Everyone so far has covered the typical specs for laptops fairly well so I won't repeat that.

@Mtns2Skies didn't actually find his laptop at all useful for working on campus. He ended up using the engineering labs at our university because they had the specific CAD software as well as much bigger screens. If you're not attached to the idea of a laptop, before you put a ton of money into it, I'd check the school's engineering labs to see if that would work too.
 
@Mtns2Skies didn't actually find his laptop at all useful for working on campus.

Oh! Working!

Sheesh. And here I used my Toshiba back in the day to catch up on rec.aviation in classes where self-important profs who took attendance and counted it toward grades, read directly from the textbook, in the assumption that we all couldn’t read.

I didn’t know we were spec’ing a machine for work. I thought we were spec’ing a machine for college, that place they won’t kick you out of if you keep paying them money. :)
 
Oh, I hated that! My surveying prof was from Pakistan, and couldn't speak English. He stood in front of the class and read the book, in terribly broken english. At least he used the tests from the previous year, that were in my frats test file.

And..............The University of Washington has turned into a foreign school. Now I'm going to shut up!
 
Oh, I hated that! My surveying prof was from Pakistan, and couldn't speak English. He stood in front of the class and read the book, in terribly broken english. At least he used the tests from the previous year, that were in my frats test file.

And..............The University of Washington has turned into a foreign school. Now I'm going to shut up!

Must have been an interesting class, to be from a land where property boundaries are marked by IED's and elevation shots are done with AK's.
 
I am old. I remember when schools started requiring calculators instead of slip sticks. :eek:
 
Oh, I hated that! My surveying prof was from Pakistan, and couldn't speak English. He stood in front of the class and read the book, in terribly broken english. At least he used the tests from the previous year, that were in my frats test file.

And..............The University of Washington has turned into a foreign school. Now I'm going to shut up!

The mistake on the lake is a good place to avoid. GO COUGS!!!

What's this laptop stuff? When I started engineering school the question was, "Which slide rule should I get?" Pickett N4-ES Double Log!
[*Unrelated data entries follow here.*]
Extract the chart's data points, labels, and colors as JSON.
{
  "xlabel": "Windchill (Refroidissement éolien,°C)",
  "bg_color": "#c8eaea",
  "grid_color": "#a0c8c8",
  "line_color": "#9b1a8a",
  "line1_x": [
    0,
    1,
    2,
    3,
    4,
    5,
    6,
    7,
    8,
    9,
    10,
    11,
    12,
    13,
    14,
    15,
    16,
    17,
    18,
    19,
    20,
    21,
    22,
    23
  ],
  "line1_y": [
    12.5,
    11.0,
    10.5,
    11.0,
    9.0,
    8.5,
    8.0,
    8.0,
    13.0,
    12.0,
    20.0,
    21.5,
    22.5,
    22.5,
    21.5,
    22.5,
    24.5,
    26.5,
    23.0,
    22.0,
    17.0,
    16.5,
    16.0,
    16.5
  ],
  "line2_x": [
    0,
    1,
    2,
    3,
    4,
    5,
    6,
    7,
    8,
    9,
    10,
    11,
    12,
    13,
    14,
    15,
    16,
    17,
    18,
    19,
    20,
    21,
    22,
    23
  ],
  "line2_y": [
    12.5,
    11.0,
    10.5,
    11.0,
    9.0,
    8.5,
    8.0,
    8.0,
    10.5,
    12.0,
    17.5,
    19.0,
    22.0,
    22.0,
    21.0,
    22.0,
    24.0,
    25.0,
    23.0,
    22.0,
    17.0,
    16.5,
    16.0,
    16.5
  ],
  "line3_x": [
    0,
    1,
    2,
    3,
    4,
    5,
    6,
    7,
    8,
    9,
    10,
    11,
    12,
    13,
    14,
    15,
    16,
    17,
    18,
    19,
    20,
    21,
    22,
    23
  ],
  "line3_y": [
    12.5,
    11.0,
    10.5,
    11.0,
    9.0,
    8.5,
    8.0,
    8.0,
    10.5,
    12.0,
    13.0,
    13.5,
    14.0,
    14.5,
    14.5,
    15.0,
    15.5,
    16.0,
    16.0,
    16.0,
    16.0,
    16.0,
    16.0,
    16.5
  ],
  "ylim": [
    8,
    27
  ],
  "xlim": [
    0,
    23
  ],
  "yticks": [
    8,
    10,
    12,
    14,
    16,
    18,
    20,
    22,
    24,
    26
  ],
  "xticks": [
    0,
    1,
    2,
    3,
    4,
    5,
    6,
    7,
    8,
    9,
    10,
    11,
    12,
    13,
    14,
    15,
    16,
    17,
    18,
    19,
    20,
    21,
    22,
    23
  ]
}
Now, lots and lots of RAM and an SSD. Good graphics capability, as well. Add a spinning media drive for storage. And a backup system, especially for the SSD. Remember, when an SSD dies there is no way to recover the data, unlike a spinning media drive.
 
What does the school recommend? I would start from there....
Nope. No way, no how. Okay, I'm biased by watching a horrible example of a school recommending computers so that they got a better deal when they purchased computers and software. The computers were dead-ends since they were not compatible with anything. Okay, I'm old. Maybe this doesn't happen anymore. Sure. Humans are all honest and above-board on business deals.